On a GAAP basis, EPs totaled $1.18, which excludes a restructuring charge of $24.1 million and a credit of $16.9 million related to a class action lawsuit.
Apollo reported degreed enrollment down 14.3%, year-over-year for the first quarter and a decline of 15.1% in new degree-student enrollment.
The company forecast full year revenue of $3.65 to $3.75 billion and annual operating income of $500 to $550 million. Based on first quarter results, both these totals indicates further contraction. The consensus estimate for full-year revenues is $3.77 billion and the EPS estimate is $2.72.

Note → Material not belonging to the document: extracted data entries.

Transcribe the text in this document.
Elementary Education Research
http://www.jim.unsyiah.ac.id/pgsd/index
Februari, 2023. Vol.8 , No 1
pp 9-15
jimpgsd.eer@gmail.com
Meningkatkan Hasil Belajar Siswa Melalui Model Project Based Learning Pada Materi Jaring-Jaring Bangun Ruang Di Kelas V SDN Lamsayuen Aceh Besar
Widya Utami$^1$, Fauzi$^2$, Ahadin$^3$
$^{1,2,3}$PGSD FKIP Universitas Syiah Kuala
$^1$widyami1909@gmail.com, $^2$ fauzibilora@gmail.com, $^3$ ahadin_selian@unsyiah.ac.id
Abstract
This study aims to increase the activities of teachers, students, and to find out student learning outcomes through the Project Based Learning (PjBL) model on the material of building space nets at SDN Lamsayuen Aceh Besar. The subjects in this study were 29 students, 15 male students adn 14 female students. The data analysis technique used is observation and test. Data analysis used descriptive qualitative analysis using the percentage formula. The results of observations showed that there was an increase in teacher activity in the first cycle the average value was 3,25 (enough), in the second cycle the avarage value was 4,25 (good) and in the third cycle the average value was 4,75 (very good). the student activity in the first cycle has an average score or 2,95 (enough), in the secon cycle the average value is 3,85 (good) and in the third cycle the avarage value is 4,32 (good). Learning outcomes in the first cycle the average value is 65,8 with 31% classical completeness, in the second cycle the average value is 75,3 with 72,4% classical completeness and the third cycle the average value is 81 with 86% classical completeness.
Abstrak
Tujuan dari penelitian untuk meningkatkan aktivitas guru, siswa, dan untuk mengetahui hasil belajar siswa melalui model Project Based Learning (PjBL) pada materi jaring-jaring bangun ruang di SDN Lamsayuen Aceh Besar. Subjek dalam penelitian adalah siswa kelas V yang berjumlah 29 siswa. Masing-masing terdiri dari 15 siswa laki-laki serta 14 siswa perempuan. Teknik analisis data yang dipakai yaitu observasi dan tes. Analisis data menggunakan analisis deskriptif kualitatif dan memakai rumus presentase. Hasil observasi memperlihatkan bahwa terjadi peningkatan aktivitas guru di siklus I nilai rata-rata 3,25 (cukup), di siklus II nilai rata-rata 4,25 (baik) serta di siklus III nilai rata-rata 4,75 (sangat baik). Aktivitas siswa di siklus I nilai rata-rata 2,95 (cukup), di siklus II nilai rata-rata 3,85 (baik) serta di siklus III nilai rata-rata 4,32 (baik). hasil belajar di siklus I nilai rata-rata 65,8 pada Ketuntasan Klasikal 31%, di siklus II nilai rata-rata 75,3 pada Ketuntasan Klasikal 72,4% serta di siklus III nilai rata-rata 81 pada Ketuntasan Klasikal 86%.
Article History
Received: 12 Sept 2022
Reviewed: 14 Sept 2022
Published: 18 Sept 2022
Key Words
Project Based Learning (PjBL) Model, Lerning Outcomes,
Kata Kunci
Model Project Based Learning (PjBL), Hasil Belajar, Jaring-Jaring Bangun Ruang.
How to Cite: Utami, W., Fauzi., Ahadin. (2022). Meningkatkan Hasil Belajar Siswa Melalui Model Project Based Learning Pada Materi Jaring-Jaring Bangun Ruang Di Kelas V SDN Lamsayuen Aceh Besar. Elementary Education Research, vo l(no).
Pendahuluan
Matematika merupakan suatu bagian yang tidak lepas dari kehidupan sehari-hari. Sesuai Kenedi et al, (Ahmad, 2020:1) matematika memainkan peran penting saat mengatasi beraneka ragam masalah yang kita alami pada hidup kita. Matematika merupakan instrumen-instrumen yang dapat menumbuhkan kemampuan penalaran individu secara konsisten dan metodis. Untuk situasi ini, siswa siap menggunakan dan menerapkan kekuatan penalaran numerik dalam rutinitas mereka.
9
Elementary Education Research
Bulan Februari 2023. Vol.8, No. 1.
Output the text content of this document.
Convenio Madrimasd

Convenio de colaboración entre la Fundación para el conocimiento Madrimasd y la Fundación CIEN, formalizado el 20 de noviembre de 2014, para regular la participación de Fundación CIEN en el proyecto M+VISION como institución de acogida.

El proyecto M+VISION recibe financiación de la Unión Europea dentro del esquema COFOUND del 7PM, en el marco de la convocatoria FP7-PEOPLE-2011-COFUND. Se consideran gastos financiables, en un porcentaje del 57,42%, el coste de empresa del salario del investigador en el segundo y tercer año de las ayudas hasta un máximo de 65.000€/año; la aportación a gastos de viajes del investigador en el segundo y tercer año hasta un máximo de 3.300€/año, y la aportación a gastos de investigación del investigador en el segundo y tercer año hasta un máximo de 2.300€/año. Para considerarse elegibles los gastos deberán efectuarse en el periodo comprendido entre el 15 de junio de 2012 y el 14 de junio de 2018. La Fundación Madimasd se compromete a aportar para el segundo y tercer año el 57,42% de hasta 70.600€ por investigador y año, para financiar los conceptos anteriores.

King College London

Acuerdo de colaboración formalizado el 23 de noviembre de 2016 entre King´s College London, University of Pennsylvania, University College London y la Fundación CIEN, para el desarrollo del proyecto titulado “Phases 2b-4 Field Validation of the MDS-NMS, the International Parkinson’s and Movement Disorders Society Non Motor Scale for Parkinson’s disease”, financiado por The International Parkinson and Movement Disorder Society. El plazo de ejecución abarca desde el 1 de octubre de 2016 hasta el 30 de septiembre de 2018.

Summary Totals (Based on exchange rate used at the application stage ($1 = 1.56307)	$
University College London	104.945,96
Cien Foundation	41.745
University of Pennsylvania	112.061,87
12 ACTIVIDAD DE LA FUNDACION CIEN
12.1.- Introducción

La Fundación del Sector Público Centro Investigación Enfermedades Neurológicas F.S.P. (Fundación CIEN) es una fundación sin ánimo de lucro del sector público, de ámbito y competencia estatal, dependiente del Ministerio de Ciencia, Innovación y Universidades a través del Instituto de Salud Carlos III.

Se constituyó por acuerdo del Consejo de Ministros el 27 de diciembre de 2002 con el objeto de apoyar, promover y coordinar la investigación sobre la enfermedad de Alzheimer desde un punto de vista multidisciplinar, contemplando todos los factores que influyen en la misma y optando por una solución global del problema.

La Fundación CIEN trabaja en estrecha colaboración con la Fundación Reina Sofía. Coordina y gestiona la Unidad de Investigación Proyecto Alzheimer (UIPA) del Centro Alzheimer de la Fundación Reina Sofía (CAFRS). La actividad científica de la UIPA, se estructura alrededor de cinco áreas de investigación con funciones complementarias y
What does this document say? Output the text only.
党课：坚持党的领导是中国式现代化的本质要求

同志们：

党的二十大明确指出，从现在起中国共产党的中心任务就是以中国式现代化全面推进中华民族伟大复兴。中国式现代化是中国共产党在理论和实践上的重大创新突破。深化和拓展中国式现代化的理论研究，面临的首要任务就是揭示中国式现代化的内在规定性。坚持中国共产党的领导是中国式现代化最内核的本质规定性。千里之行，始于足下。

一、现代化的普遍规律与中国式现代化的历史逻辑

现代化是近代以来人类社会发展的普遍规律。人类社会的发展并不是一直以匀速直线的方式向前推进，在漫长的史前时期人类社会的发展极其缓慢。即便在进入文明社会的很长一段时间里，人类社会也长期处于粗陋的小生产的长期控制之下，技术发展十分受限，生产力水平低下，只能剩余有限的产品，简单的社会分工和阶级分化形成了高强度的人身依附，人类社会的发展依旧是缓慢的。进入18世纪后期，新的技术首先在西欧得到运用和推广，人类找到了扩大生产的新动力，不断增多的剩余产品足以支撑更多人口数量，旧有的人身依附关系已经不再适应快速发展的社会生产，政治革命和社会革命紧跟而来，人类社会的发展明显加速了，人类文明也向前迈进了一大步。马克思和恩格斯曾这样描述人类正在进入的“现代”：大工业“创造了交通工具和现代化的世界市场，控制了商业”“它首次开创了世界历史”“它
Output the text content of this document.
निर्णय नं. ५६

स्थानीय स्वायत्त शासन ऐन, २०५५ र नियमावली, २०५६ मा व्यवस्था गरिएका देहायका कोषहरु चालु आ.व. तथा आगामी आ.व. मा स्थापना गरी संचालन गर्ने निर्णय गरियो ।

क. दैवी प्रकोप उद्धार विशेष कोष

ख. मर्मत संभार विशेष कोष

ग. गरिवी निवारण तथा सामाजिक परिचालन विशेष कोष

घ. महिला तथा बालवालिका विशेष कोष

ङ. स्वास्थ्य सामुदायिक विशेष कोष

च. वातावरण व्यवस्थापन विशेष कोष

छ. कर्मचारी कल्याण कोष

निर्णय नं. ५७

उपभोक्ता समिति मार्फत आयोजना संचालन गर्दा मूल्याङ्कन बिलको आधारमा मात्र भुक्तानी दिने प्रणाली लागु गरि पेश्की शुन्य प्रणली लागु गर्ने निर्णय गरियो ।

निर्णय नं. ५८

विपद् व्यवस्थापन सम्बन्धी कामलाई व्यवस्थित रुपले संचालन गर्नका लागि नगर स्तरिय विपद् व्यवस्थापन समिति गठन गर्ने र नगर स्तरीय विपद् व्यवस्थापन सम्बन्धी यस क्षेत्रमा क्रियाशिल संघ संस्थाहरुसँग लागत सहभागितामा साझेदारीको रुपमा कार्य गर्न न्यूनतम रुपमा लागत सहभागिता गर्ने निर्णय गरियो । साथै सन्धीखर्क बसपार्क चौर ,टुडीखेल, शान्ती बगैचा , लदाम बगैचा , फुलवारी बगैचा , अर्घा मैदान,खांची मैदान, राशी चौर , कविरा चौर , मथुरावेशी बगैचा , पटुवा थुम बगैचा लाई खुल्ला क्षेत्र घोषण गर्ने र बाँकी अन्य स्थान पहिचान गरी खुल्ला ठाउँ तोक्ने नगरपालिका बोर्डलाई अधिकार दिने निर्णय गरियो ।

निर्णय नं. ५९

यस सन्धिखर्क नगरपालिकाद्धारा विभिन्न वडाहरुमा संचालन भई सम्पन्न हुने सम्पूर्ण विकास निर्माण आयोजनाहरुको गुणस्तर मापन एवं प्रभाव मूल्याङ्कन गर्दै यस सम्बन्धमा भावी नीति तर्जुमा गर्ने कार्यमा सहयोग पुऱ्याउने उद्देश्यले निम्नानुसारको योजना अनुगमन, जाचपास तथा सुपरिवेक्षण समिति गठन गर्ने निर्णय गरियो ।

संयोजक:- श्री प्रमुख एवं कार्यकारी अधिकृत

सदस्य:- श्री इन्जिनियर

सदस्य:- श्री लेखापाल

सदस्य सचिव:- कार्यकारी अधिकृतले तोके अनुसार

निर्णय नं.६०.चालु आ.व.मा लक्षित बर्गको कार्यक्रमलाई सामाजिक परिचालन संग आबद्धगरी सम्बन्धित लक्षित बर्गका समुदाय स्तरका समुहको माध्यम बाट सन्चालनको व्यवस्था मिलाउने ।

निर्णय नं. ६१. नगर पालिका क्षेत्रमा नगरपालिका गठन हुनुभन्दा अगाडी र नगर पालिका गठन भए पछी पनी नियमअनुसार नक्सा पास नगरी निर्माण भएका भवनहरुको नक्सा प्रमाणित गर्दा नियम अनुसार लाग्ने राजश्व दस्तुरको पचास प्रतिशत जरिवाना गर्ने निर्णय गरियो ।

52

The company’s chairman/CEO said:
We are rolling out new career-oriented tools for students, as well as working with leading companies to help them meet their needs to develop an educated workforce. We are committed to become the educator of choice to connect education to careers and believe this approach will position us for long-term success.
Apollo’s operating income fell 11.7% year over year. The school’s revenues per student are rising, indicating that sharp tuition increases or equally sharp cost-cutting is leading to the better than expected earnings. This is one of those things that probably can’t go on indefinitely.
Apollo’s shares are down about 4.5% in after-hours trading today, at $19.99 in a 52-week range of $18.36 to $58.29. Thomson Reuters had a consensus analyst price target of $30.70 before today’s report.